Эта протестантская этика, конечно, появилась в эпоху Реформации. Вебер осознает, что реформатская вера не только не поощряла существенно капитализма, но могла и препятствовать ему. Но его озабоченность протестантизмом учитывала возможность скрытых функций. Не имея этого явным и изначальным намерением или даже следствием, протестантская этика способствовала капиталистическому развитию, утверждает Вебер. «Мы, естественно, не обсуждаем вопрос о том, что теоретически и официально преподавалось в моралистической литературе того времени, хотя и это имеет большое практическое значение как влияние церковной дисциплины, пастырской работы и проповеди. Мы заинтересованы в чем-то совершенно ином: в установлении влияния тех психологических санкций, которые, будучи заданы в религиозной вере и обрядах, давали направление практическому поведению и реально проводили его» (15).
Вебер осторожен, когда он говорит о протестантизме, и различает много его форм. Он не пытается говорить о протестантизме в целом. Например, он в значительной мере рассматривает лютеранство как очевидное противодействие экономическому освобождению эпохи. Сердце протестантской этики лежит в кальвинизме и особенно пуританских сектах. Как показал в своей работе Тоуни, между ранним лютеранством и кальвинизмом не было значительной разницы, помимо того, что лютеранство как реакционная сила, как правило, доминировало на селе, тогда как кальвинизм обратился к буржуазии и зарекомендовал себя на городской базе. Тоуни, однако, замечает: «В отличие от Лютера, который видел экономическую жизнь глазами крестьянина и мистика, кальвинисты не были расположены ни идеализировать достоинства патриархального крестьянского сообщества, ни ставить только на капиталистическое предпринимательство и торговлю» (16).

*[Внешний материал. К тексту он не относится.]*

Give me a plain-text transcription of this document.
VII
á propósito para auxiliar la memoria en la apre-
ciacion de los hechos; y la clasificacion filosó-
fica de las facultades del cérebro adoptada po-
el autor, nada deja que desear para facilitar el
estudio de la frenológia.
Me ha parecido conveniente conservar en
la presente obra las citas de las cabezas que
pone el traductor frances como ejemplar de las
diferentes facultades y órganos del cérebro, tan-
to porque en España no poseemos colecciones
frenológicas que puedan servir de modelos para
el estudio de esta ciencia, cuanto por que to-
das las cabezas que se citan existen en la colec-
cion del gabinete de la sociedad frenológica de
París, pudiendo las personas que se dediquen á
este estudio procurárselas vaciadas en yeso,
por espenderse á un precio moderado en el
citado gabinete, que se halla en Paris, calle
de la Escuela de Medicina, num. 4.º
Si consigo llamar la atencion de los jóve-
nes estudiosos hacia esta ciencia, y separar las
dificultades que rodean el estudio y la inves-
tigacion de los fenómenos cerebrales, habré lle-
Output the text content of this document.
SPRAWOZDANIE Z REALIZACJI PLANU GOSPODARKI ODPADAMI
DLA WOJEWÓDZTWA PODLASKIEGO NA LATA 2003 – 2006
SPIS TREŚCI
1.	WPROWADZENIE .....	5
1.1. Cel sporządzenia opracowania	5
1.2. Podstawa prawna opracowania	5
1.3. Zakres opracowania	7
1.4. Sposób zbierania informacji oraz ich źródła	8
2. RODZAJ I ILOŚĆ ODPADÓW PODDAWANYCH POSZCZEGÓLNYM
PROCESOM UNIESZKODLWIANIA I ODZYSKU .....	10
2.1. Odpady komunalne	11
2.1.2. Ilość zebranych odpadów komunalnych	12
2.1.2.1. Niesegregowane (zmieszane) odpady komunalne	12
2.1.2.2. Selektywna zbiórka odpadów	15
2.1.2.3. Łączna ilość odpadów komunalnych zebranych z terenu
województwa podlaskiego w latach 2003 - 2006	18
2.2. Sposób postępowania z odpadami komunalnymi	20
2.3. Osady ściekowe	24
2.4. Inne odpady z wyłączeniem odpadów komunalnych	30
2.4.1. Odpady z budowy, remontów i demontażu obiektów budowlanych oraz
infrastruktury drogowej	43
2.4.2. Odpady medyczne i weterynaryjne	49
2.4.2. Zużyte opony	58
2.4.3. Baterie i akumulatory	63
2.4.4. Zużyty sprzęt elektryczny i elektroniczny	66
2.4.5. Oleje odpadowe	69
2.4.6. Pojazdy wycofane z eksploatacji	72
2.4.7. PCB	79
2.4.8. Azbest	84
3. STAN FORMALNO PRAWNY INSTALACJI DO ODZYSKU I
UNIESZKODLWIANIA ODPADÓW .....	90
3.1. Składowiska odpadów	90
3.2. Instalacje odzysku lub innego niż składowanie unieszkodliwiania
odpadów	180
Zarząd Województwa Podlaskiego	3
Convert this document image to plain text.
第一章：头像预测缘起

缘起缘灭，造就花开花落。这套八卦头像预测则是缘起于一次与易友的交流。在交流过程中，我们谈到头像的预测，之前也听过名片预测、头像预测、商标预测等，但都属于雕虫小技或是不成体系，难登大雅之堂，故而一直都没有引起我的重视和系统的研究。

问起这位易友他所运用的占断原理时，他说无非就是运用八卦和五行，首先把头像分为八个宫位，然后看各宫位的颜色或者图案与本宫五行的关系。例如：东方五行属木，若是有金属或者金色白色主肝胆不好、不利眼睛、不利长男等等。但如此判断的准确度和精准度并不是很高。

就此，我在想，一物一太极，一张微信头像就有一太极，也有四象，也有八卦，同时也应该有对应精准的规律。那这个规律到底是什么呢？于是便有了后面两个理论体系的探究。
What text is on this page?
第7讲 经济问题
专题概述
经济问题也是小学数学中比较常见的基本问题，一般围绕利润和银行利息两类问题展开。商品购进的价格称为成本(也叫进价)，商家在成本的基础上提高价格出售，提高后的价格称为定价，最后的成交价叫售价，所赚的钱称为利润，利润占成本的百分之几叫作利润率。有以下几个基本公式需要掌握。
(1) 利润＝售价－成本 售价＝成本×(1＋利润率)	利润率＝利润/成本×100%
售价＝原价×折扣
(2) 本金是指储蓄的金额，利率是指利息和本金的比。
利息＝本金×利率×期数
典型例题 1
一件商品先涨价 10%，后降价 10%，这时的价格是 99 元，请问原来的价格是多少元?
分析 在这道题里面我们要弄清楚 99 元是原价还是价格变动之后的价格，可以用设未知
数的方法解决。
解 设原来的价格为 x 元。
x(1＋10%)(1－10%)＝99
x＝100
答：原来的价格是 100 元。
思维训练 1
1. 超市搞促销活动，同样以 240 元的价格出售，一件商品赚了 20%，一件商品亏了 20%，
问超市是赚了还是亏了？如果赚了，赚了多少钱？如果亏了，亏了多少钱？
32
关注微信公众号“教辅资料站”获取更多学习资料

Вебер был осведомлен об этих значительных различиях и, следовательно, сосредоточился на периоде, когда кальвинизм стал приобретать крайний характер, который должен был сделать очевидным тот процесс, который он хотел объяснить. Вебер был убежден также, что особенности кальвинизма превосходно подходили для того, чтобы внести свой вклад в ход капиталистического развития. Изначально призвание не было идеей, что это долг усердно и без передышки трудиться в этом мире. Имевшее чисто духовный смысл, это понятие, однако, было введено в мирской контекст (17).  Также важна для кальвинистов была вера в предопределение. Никто не мог влиять на свою судьбу, но, согласно Веберу, мирской успех позволял человеку удостовериться, что он находится в числе избранных; это не самоцель, но показатель, придающий уверенность в спасении. Однако кальвинисты не были настроены на достижение любого успеха. Для них могло быть оправдано преуспевание, но никто не мог ради него позволить себе никакое легкомыслие. Строгая бережливость была здесь принципиальна.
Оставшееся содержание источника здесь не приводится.